No entanto, gostei do termo "invadir" porque é mais aparecer do que estar. E isso para mim é decisivo. Vemos muitas equipas que colocam jogadores entre linhas cedo mas a bola simplesmente não chega lá. O Bayern com outro tipo de dinâmica consegue lá chegar mais vezes e com mais gente.

Fiz um post sobre o Barça x Milan da época passada (4ºs de final), em que demonstrava isso mesmo. Apesar de no momento certo o Barça até ter 3 jogadores entre linhas, em fases mais precoces esse espaço até estava desocupado

Sobre manter a bola dentro do bloco também tenho as minhas dúvidas. No caso concreto do Bayern não sei se mesmo com outros jogadores a questão mudaria. O Bayern faz da mudança de corredor um dos seus principais princípios e portanto, a bola vai dentro e fora para alterar corredor (e criar situação de 1x1 ou até 2x1).
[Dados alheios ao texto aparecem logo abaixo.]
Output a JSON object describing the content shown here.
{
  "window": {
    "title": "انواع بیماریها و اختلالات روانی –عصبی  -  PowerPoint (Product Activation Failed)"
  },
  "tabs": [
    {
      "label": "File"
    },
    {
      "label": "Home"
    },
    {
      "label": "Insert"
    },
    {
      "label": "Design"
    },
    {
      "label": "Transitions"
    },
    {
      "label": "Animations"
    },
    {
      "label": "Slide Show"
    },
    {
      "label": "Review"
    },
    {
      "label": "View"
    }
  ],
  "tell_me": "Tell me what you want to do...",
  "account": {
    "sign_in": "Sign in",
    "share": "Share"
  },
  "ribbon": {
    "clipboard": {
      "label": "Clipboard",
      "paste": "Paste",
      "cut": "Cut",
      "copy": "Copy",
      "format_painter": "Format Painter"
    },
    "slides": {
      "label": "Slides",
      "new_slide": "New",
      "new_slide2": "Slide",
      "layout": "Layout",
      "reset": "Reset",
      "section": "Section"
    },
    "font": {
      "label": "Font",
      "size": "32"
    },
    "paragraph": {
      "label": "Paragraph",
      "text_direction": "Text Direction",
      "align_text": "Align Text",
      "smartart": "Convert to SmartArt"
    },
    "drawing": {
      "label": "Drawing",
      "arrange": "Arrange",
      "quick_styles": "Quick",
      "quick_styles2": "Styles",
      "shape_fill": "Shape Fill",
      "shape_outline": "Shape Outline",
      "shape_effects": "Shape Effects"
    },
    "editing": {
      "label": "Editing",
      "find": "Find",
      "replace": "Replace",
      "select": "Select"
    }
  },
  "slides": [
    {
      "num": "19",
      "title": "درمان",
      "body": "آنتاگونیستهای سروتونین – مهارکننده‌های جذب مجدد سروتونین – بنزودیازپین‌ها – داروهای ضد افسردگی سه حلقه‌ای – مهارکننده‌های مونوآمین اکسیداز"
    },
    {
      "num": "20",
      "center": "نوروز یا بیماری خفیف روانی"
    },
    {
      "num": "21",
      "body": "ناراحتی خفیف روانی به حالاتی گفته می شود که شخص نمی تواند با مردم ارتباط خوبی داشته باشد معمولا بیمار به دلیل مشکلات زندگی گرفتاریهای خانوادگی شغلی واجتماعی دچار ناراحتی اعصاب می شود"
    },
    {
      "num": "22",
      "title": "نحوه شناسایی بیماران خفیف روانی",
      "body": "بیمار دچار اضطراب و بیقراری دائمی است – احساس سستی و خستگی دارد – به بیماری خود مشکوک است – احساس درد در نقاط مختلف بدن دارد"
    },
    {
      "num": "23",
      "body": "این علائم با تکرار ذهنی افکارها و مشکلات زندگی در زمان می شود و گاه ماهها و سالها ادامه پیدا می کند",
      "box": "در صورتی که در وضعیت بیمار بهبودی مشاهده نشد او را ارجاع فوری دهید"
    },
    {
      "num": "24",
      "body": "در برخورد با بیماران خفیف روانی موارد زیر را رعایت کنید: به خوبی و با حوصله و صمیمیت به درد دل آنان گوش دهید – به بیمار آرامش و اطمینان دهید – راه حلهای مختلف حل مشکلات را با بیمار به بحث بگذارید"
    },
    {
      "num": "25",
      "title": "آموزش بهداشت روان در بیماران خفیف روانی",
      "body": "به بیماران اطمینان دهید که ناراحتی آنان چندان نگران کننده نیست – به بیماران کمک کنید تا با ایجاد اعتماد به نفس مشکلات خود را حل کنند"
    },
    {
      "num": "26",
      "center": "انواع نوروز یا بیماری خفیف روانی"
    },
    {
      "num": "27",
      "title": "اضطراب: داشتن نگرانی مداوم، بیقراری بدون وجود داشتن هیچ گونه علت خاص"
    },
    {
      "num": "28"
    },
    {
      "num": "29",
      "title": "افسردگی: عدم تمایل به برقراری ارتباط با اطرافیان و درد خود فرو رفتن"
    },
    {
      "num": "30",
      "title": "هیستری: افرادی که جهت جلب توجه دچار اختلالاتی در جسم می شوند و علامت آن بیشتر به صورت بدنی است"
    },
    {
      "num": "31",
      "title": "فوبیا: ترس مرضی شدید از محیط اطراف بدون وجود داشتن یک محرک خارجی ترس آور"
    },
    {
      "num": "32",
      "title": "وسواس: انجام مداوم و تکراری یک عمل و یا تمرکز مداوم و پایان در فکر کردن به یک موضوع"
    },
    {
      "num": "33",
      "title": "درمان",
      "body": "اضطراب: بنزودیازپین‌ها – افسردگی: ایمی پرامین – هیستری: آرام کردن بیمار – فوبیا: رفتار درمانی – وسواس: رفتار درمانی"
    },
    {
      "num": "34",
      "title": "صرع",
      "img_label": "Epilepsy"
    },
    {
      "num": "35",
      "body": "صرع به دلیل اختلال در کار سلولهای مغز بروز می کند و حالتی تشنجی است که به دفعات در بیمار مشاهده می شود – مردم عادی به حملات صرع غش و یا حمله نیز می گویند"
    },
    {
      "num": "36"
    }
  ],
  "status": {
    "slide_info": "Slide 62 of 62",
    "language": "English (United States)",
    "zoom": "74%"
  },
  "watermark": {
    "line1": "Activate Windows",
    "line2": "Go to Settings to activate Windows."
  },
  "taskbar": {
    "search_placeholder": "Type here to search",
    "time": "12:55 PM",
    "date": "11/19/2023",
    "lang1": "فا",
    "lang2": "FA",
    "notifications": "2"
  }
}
Equipas como o United e o Benfica (do ano passado faziam algo semelhante, neste aspecto claro)

Diogo Laranjeira disse...

Nuno,

Apesar do bom post, discordo desta frase "Posicionalmente, fazem de facto o que têm a fazer, não procurando a bola fora do bloco adversário, mas invadindo-o e solicitando-a entre linhas. Mas depois falta algum atrevimento para mantê-la dentro do bloco".
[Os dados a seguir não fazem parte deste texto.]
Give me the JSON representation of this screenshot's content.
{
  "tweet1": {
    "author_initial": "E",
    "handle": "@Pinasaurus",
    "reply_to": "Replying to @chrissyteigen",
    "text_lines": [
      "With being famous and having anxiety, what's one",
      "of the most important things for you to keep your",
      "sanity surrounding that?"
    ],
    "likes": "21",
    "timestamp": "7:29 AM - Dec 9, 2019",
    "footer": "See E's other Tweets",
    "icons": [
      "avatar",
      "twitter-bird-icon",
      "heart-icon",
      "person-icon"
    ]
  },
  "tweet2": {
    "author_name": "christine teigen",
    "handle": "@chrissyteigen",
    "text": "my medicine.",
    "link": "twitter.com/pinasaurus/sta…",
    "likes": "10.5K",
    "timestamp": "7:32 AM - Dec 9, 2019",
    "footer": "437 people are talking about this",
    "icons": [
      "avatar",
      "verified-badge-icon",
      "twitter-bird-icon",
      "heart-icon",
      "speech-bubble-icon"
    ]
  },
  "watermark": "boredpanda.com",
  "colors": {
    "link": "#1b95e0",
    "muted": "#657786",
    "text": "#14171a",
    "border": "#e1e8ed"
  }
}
Estamos de acordo quanto à importância que isto assume num modelo como este, mas discordo que os dois médios não possam ou não devam solicitar a bola fora do bloco (e por fora do bloco creio que te referes ao espaço de frente para a linha média). O exemplo máximo é Xavi no Barça, q conseguia atrair marcação e alternava entre o espaço entre linhas e fora do bloco. É que este tipo de jogo requer redundância, que na minha opinião também passa por isso.

No entanto, gostei do termo "invadir" porque é mais aparecer do que estar. E isso para mim é decisivo. Vemos muitas equipas que colocam jogadores entre linhas cedo mas a bola simplesmente não chega lá. O Bayern com outro tipo de dinâmica consegue lá chegar mais vezes e com mais gente.

Fiz um post sobre o Barça x Milan da época passada (4ºs de final), em que demonstrava isso mesmo. Apesar de no momento certo o Barça até ter 3 jogadores entre linhas, em fases mais precoces esse espaço até estava desocupado

Sobre manter a bola dentro do bloco também tenho as minhas dúvidas. No caso concreto do Bayern não sei se mesmo com outros jogadores a questão mudaria. O Bayern faz da mudança de corredor um dos seus principais princípios e portanto, a bola vai dentro e fora para alterar corredor (e criar situação de 1x1 ou até 2x1). Equipas como o United e o Benfica (do ano passado faziam algo semelhante, neste aspecto claro).

Diogo Laranjeira

Nuno Martins disse...

Mas honestamente alguém defende que o Messi foi o melhor jogador no mundo no ano civil de 2013? Messi que não faz um jogo de nivel elevado desde abril? Seguindo essa lógica até pode parar de jogar que vai ser o melhor todos os anos.